The scheme will be managed by the Limerick City Community Safety Partnership, whose three directors are Limerick city manager Tom Mackey, Chief Supt Willie Keane and John Hennessy, area manager of the Health Safety Executive.
A spokesman said: “We have been pleasantly surprised by the age profile and the qualifications of the people who have come forward.
“We will have to feel our way along and this is to be a softly, softly rather than a commando approach.”
The new coordinators will communicate with State agencies as the need arises.
“They will work in the role of friends of the community and not cross into garda territory of operation,” said the spokesman.
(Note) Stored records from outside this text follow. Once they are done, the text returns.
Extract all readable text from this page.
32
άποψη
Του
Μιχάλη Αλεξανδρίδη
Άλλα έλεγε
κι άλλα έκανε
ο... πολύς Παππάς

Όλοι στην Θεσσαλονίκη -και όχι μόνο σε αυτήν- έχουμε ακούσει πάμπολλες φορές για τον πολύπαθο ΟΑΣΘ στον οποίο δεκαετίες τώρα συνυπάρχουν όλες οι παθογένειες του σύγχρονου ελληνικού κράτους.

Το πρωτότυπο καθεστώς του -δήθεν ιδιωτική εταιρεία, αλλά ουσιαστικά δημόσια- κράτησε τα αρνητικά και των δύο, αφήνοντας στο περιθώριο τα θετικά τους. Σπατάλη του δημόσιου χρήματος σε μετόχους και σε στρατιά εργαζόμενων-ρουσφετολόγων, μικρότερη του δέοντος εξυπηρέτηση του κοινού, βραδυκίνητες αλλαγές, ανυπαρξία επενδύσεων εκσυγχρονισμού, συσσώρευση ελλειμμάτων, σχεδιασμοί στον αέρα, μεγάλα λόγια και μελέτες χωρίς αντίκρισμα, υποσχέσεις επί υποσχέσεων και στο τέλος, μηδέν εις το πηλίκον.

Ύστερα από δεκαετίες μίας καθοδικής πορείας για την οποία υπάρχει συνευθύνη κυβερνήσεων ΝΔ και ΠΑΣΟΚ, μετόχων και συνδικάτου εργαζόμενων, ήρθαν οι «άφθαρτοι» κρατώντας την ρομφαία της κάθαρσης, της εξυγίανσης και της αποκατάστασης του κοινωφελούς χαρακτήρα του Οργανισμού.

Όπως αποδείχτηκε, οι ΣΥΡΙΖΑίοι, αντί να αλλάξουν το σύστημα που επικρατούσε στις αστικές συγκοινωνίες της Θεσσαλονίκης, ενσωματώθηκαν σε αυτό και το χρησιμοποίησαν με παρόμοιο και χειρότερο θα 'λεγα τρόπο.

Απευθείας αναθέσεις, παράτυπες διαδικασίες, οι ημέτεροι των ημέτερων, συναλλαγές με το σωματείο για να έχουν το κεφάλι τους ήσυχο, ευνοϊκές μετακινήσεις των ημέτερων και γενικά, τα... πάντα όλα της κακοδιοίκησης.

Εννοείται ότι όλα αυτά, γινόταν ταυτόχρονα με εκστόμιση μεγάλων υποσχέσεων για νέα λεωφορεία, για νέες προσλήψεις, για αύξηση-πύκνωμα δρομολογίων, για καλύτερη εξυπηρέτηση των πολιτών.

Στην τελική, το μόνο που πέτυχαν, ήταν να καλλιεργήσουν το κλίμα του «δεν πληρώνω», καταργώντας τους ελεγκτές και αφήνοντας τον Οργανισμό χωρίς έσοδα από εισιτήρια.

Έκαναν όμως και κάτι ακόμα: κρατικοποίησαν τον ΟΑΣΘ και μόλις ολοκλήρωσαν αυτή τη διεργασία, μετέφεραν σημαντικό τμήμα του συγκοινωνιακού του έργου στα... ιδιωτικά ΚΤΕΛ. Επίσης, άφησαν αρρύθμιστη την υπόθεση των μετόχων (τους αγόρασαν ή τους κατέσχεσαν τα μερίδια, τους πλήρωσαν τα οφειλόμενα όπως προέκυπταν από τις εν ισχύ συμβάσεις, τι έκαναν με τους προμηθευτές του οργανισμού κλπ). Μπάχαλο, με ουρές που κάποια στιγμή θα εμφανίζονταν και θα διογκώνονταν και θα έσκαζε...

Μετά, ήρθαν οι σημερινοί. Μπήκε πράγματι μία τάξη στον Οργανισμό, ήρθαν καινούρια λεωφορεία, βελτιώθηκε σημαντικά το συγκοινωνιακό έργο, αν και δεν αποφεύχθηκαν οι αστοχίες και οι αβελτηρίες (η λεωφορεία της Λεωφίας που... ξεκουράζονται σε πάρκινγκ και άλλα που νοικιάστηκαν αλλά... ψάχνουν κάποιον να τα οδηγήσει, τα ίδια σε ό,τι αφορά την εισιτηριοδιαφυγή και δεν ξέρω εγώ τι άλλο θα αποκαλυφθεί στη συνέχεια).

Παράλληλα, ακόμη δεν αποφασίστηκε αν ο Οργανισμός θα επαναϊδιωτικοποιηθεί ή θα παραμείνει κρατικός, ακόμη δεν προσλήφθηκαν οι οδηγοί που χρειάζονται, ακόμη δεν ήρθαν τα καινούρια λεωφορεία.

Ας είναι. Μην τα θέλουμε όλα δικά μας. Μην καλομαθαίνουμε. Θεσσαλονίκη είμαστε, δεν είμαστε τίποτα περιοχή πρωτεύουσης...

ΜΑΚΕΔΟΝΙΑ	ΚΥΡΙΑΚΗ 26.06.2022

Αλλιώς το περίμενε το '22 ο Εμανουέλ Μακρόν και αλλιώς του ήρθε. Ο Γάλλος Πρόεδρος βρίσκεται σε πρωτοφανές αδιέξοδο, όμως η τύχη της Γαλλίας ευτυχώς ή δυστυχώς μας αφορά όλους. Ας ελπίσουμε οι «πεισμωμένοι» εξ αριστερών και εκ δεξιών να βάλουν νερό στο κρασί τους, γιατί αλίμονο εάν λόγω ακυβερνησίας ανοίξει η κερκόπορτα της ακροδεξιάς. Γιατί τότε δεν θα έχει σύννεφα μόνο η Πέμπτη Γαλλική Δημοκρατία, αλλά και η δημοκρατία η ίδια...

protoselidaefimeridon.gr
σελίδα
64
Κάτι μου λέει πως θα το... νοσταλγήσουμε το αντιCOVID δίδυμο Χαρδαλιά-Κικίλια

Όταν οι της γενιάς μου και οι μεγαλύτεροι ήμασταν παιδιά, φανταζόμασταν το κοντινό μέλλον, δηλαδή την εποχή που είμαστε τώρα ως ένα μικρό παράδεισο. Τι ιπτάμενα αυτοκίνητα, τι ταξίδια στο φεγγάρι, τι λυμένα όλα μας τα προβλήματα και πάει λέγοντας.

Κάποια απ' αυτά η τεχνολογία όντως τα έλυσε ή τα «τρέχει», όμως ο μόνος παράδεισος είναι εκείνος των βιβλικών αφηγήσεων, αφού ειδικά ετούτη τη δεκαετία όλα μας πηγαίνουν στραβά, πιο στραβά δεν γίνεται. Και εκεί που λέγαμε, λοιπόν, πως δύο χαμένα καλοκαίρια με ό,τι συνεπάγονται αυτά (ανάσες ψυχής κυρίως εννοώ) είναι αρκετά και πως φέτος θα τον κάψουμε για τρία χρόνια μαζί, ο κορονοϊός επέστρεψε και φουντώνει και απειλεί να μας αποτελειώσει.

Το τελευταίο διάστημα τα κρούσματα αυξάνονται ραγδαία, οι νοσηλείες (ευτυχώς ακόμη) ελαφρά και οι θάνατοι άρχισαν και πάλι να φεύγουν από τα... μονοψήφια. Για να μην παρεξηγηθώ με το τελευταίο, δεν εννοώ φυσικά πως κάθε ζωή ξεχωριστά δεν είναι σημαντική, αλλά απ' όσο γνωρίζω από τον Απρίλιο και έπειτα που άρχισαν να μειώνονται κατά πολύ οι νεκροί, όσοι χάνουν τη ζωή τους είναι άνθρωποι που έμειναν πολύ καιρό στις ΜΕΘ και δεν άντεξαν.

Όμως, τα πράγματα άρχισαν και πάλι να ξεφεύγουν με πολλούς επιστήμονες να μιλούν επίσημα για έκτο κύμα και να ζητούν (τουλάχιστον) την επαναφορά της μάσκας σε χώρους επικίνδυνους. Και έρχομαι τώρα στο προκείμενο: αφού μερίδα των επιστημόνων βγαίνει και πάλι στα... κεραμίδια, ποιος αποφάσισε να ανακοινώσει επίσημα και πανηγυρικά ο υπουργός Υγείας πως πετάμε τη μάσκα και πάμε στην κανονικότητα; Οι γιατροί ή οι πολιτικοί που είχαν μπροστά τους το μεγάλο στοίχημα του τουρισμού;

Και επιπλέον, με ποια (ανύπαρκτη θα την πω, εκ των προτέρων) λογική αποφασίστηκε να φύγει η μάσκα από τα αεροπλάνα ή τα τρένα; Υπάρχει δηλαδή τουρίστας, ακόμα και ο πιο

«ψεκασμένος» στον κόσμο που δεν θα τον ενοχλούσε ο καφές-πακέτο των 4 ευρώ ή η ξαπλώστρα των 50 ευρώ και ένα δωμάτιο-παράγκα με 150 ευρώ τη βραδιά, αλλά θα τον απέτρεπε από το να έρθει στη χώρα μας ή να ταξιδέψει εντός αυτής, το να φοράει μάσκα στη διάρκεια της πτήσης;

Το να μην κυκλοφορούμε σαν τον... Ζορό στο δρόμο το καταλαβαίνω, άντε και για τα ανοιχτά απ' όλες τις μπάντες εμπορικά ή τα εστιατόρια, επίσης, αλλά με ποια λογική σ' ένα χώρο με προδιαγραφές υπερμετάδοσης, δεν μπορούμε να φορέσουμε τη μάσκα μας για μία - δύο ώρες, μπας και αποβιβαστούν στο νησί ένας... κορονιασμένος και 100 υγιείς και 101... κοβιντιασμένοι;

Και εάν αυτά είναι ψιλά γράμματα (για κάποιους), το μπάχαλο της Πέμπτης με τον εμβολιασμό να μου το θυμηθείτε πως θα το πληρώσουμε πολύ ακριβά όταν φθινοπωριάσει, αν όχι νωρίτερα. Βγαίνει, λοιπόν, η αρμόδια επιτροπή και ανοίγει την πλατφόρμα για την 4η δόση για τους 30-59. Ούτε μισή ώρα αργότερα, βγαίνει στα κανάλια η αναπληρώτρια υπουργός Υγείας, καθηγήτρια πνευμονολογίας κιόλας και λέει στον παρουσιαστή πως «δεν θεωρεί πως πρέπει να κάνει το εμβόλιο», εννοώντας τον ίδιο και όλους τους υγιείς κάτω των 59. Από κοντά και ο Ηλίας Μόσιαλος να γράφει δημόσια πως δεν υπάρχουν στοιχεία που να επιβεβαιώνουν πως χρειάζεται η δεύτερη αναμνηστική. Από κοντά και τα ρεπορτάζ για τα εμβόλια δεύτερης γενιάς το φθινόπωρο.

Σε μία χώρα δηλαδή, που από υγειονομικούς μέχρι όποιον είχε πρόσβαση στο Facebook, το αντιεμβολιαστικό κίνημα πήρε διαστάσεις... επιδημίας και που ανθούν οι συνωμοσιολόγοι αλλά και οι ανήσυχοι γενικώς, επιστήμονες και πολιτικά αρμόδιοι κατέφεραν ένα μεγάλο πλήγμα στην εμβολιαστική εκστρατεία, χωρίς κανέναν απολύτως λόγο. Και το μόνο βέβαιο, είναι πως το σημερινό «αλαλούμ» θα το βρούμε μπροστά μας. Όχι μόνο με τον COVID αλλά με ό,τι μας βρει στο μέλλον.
“How it develops will depend to a large extent on the coordinators themselves, and how they get involved in the communities... There is no tight job description.”
The coordinators will work in twos and carry two-way radios, and will wear casual but distinctive uniforms.
Their principal objective will be to tackle antisocial behaviour by interacting with young people involved, and, if necessary, introducing them to services, which may be able to help them.
“They will endeavour to identify young people who may be a bit wayward and help them by getting them in contact with social services. The idea is to deal with issues rather than let them develop,” he said.
The coordinators will initially concentrate their presence in areas which have medium levels of antisocial behaviour, rather than the more troubled crime black spots of the city.
The scheme is modelled on similar ones in the British cities of Stockport and Manchester.